A Constructed Life

Thanks, and I’ve relaxed

The day after I wrote that last post, freaking out over somewhat silly things, an 8-year-old boy was killed by a bomb during the Boston marathon. There’s nothing like that to put worries into perspective. Every parent worries – for life – and while we all have the same big worries in common (kidnapping, drugs, bullying, harm, etc), the tiny concerns can set us apart.

As you can tell from my last post, I am concerned about what is happening to the food we eat. In short, I don’t trust it. I worry about the abundance of chemicals we so freely fill our days with and what they are doing to our bodies and environment. But that’s a post for another time.

Today, I want to share two things. First, what you have all obviously been waiting for – did Adeline (and I) survive her first field trip? Yes! Turns out, not surprisingly, I had nothing to worry about. She sat with a little boy named Grady, and I guess they were giggling while on the bus and watching Rumplestiltskin and his gold-spinning ways quite contentedly. As for me, as soon as I vented my concerns here, I felt a million times better, as is so often the case. As for the reasoning behind no seat belts on school buses, there are good reasons! Read them here, if you would like.
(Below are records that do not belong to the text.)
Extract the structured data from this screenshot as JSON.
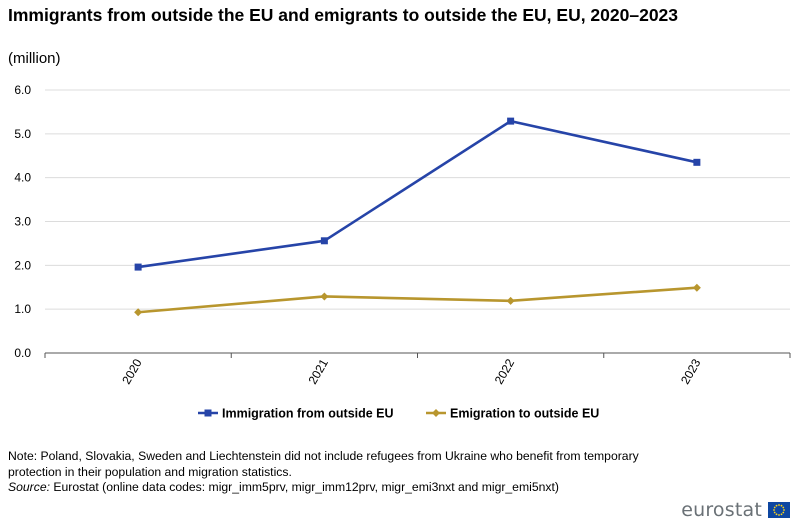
{
  "title": "Immigrants from outside the EU and emigrants to outside the EU, EU, 2020–2023",
  "subtitle": "(million)",
  "chart_data": {
    "type": "line",
    "categories": [
      "2020",
      "2021",
      "2022",
      "2023"
    ],
    "ylim": [
      0,
      6
    ],
    "yticks": [
      "0.0",
      "1.0",
      "2.0",
      "3.0",
      "4.0",
      "5.0",
      "6.0"
    ],
    "grid": true,
    "legend_position": "bottom",
    "series": [
      {
        "name": "Immigration from outside EU",
        "values": [
          1.96,
          2.56,
          5.29,
          4.35
        ],
        "color": "#2644a8",
        "marker": "square"
      },
      {
        "name": "Emigration to outside EU",
        "values": [
          0.93,
          1.29,
          1.19,
          1.49
        ],
        "color": "#b8962e",
        "marker": "diamond"
      }
    ]
  },
  "footer": {
    "note": "Note: Poland, Slovakia, Sweden and Liechtenstein did not include refugees from Ukraine who benefit from temporary protection in their population and migration statistics.",
    "source_label": "Source:",
    "source_text": " Eurostat (online data codes: migr_imm5prv, migr_imm12prv, migr_emi3nxt and migr_emi5nxt)"
  },
  "logo": {
    "text": "eurostat",
    "icon": "eu-flag-icon"
  }
}
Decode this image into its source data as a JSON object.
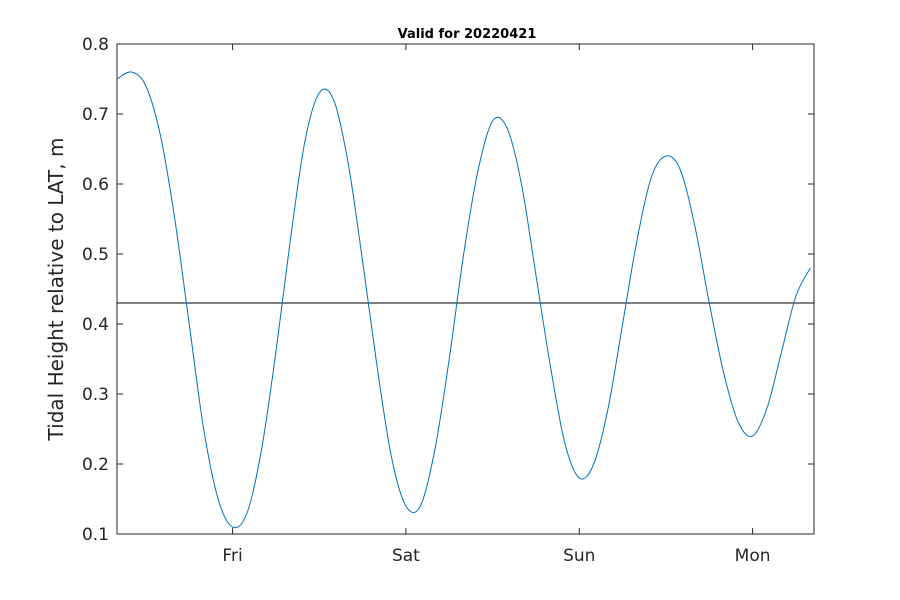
{
  "chart_data": {
    "type": "line",
    "title": "Valid for 20220421",
    "xlabel": "",
    "ylabel": "Tidal Height relative to LAT, m",
    "ylim": [
      0.1,
      0.8
    ],
    "yticks": [
      0.1,
      0.2,
      0.3,
      0.4,
      0.5,
      0.6,
      0.7,
      0.8
    ],
    "ytick_labels": [
      "0.1",
      "0.2",
      "0.3",
      "0.4",
      "0.5",
      "0.6",
      "0.7",
      "0.8"
    ],
    "xlim_hours": [
      -16,
      80.5
    ],
    "xticks_hours": [
      0,
      24,
      48,
      72
    ],
    "xtick_labels": [
      "Fri",
      "Sat",
      "Sun",
      "Mon"
    ],
    "grid": false,
    "reference_line": {
      "y": 0.43,
      "color": "#000000"
    },
    "series": [
      {
        "color": "#0072BD",
        "x_hours": [
          -16,
          -14,
          -12,
          -10,
          -8,
          -6,
          -4,
          -2,
          0,
          2,
          4,
          6,
          8,
          10,
          12,
          14,
          16,
          18,
          20,
          22,
          24,
          26,
          28,
          30,
          32,
          34,
          36,
          38,
          40,
          42,
          44,
          46,
          48,
          50,
          52,
          54,
          56,
          58,
          60,
          62,
          64,
          66,
          68,
          70,
          72,
          74,
          76,
          78,
          80
        ],
        "y": [
          0.75,
          0.76,
          0.74,
          0.67,
          0.55,
          0.4,
          0.25,
          0.15,
          0.11,
          0.13,
          0.22,
          0.36,
          0.52,
          0.66,
          0.73,
          0.72,
          0.63,
          0.49,
          0.34,
          0.21,
          0.14,
          0.14,
          0.22,
          0.35,
          0.5,
          0.62,
          0.69,
          0.68,
          0.6,
          0.47,
          0.34,
          0.23,
          0.18,
          0.2,
          0.28,
          0.4,
          0.52,
          0.61,
          0.64,
          0.62,
          0.54,
          0.43,
          0.33,
          0.26,
          0.24,
          0.28,
          0.36,
          0.44,
          0.48
        ]
      }
    ]
  },
  "colors": {
    "axis": "#262626",
    "line": "#0072BD",
    "reference": "#000000"
  }
}
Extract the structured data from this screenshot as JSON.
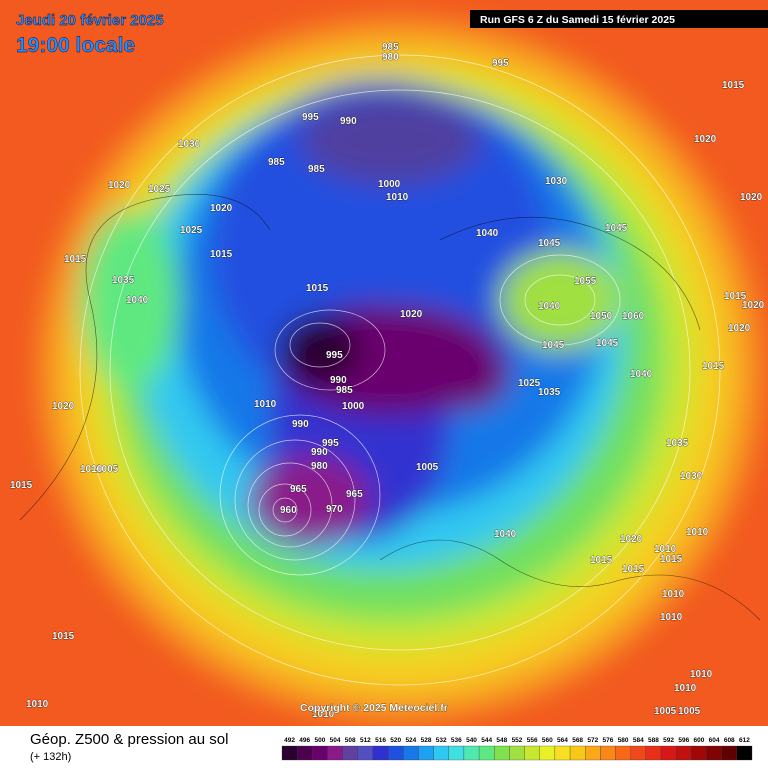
{
  "header": {
    "valid_date": "Jeudi 20 février 2025",
    "local_time": "19:00 locale",
    "run": "Run GFS 6 Z du Samedi 15 février 2025"
  },
  "copyright": "Copyright © 2025 Meteociel.fr",
  "footer": {
    "title": "Géop. Z500 & pression au sol",
    "lead": "(+ 132h)"
  },
  "colorbar": {
    "ticks": [
      492,
      496,
      500,
      504,
      508,
      512,
      516,
      520,
      524,
      528,
      532,
      536,
      540,
      544,
      548,
      552,
      556,
      560,
      564,
      568,
      572,
      576,
      580,
      584,
      588,
      592,
      596,
      600,
      604,
      608,
      612
    ],
    "colors": [
      "#2a0030",
      "#4b0050",
      "#6a006e",
      "#8a1a8a",
      "#6040a0",
      "#5050c0",
      "#3030d0",
      "#2050e0",
      "#1878e8",
      "#20a0f0",
      "#30c8f0",
      "#40e0e0",
      "#50e8b0",
      "#60e880",
      "#80e050",
      "#a0e040",
      "#c8e830",
      "#e8f028",
      "#f8e020",
      "#f8c818",
      "#f8a818",
      "#f88818",
      "#f86818",
      "#f04818",
      "#e83018",
      "#d81818",
      "#c01010",
      "#a00808",
      "#800404",
      "#600000",
      "#000000"
    ]
  },
  "pressure_labels": [
    985,
    980,
    995,
    1015,
    995,
    990,
    1030,
    985,
    985,
    1000,
    1010,
    1030,
    1020,
    1020,
    1025,
    1020,
    1020,
    1025,
    1040,
    1045,
    1045,
    1015,
    1015,
    1035,
    1040,
    1015,
    1055,
    1040,
    1020,
    1050,
    1060,
    1015,
    1020,
    995,
    1045,
    1045,
    1020,
    990,
    985,
    1015,
    1040,
    1025,
    1035,
    1020,
    1010,
    1000,
    990,
    995,
    990,
    980,
    1005,
    1005,
    1010,
    1035,
    1030,
    1015,
    965,
    965,
    960,
    970,
    1040,
    1020,
    1010,
    1010,
    1015,
    1015,
    1015,
    1010,
    1010,
    1015,
    1010,
    1010,
    1010,
    1005,
    1005,
    1010
  ]
}
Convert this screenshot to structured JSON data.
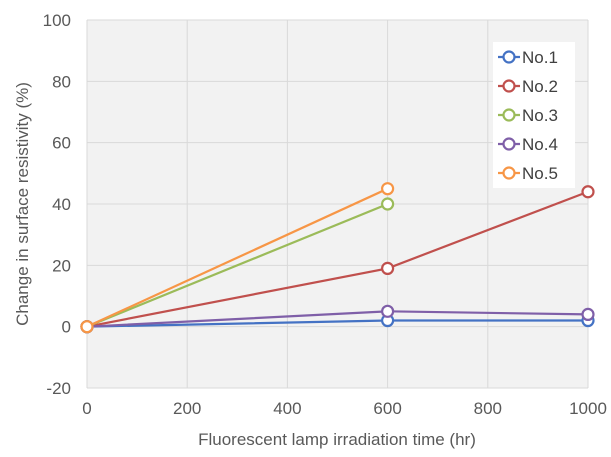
{
  "chart_data": {
    "type": "line",
    "title": "",
    "xlabel": "Fluorescent lamp irradiation time (hr)",
    "ylabel": "Change in surface resistivity (%)",
    "xlim": [
      0,
      1000
    ],
    "ylim": [
      -20,
      100
    ],
    "xticks": [
      0,
      200,
      400,
      600,
      800,
      1000
    ],
    "yticks": [
      -20,
      0,
      20,
      40,
      60,
      80,
      100
    ],
    "grid": true,
    "legend_position": "top-right",
    "series": [
      {
        "name": "No.1",
        "color": "#4472C4",
        "x": [
          0,
          600,
          1000
        ],
        "y": [
          0,
          2,
          2
        ]
      },
      {
        "name": "No.2",
        "color": "#C0504D",
        "x": [
          0,
          600,
          1000
        ],
        "y": [
          0,
          19,
          44
        ]
      },
      {
        "name": "No.3",
        "color": "#9BBB59",
        "x": [
          0,
          600
        ],
        "y": [
          0,
          40
        ]
      },
      {
        "name": "No.4",
        "color": "#7F5FA8",
        "x": [
          0,
          600,
          1000
        ],
        "y": [
          0,
          5,
          4
        ]
      },
      {
        "name": "No.5",
        "color": "#F79646",
        "x": [
          0,
          600
        ],
        "y": [
          0,
          45
        ]
      }
    ]
  }
}
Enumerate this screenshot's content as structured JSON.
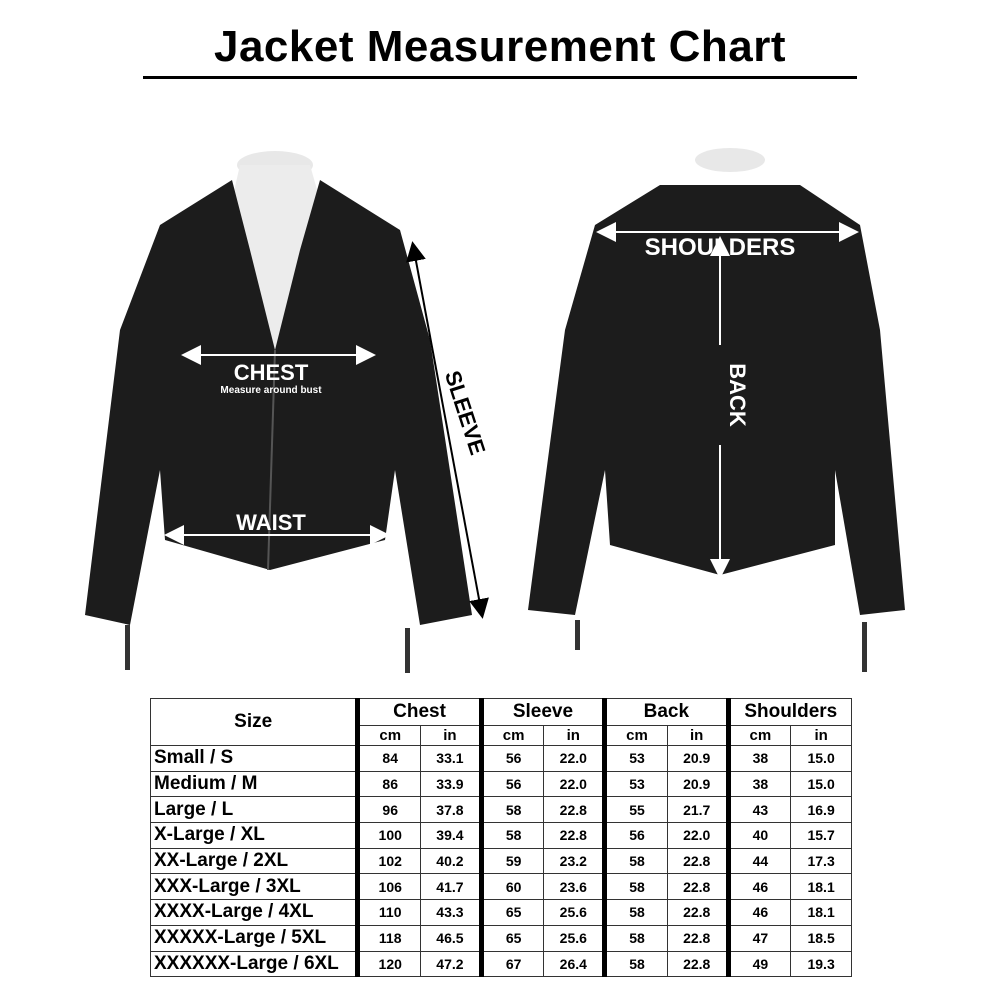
{
  "title": "Jacket Measurement Chart",
  "front_labels": {
    "chest": "CHEST",
    "chest_note": "Measure around bust",
    "waist": "WAIST",
    "sleeve": "SLEEVE"
  },
  "back_labels": {
    "shoulders": "SHOULDERS",
    "back": "BACK"
  },
  "colors": {
    "jacket": "#1a1a1a",
    "mannequin": "#ececec",
    "text": "#000000"
  },
  "table": {
    "size_header": "Size",
    "groups": [
      "Chest",
      "Sleeve",
      "Back",
      "Shoulders"
    ],
    "units": [
      "cm",
      "in"
    ],
    "rows": [
      {
        "size": "Small / S",
        "values": [
          "84",
          "33.1",
          "56",
          "22.0",
          "53",
          "20.9",
          "38",
          "15.0"
        ]
      },
      {
        "size": "Medium / M",
        "values": [
          "86",
          "33.9",
          "56",
          "22.0",
          "53",
          "20.9",
          "38",
          "15.0"
        ]
      },
      {
        "size": "Large / L",
        "values": [
          "96",
          "37.8",
          "58",
          "22.8",
          "55",
          "21.7",
          "43",
          "16.9"
        ]
      },
      {
        "size": "X-Large / XL",
        "values": [
          "100",
          "39.4",
          "58",
          "22.8",
          "56",
          "22.0",
          "40",
          "15.7"
        ]
      },
      {
        "size": "XX-Large / 2XL",
        "values": [
          "102",
          "40.2",
          "59",
          "23.2",
          "58",
          "22.8",
          "44",
          "17.3"
        ]
      },
      {
        "size": "XXX-Large / 3XL",
        "values": [
          "106",
          "41.7",
          "60",
          "23.6",
          "58",
          "22.8",
          "46",
          "18.1"
        ]
      },
      {
        "size": "XXXX-Large / 4XL",
        "values": [
          "110",
          "43.3",
          "65",
          "25.6",
          "58",
          "22.8",
          "46",
          "18.1"
        ]
      },
      {
        "size": "XXXXX-Large / 5XL",
        "values": [
          "118",
          "46.5",
          "65",
          "25.6",
          "58",
          "22.8",
          "47",
          "18.5"
        ]
      },
      {
        "size": "XXXXXX-Large / 6XL",
        "values": [
          "120",
          "47.2",
          "67",
          "26.4",
          "58",
          "22.8",
          "49",
          "19.3"
        ]
      }
    ]
  }
}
The other thing I want to share is an all-time favorite poem that I’m sure many of you have read before. It always quiets my fears regarding my children and makes me remember that their lives are not mine to control. They are theirs to discover.

Children by Khalil Gibran

Your children are not your children.
They are the sons and daughters of Life’s longing for itself.
They come through you but not from you,
And though they are with you, yet they belong not to you.
You may give them your love but not your thoughts.
For they have their own thoughts.
You may house their bodies but not their souls,
For their souls dwell in the house of tomorrow, which you cannot visit, not even in your dreams.
You may strive to be like them, but seek not to make them like you.
For life goes not backward nor tarries with yesterday.
You are the bows from which your children as living arrows are sent forth.
The archer sees the mark upon the path of the infinite, and He bends you with His might that His arrows may go swift and far.
Let your bending in the archer’s hand be for gladness;
For even as he loves the arrow that flies, so He loves also the bow that is stable.

4 thoughts on “Thanks, and I’ve relaxed

  1. Uncle Bob

    Thank goodness Addy had a good time. If she had not, I would’ve been blamed.

    Liz, you’re a teriffic/terrific/terriffic/terific mom. Keep doing what you do.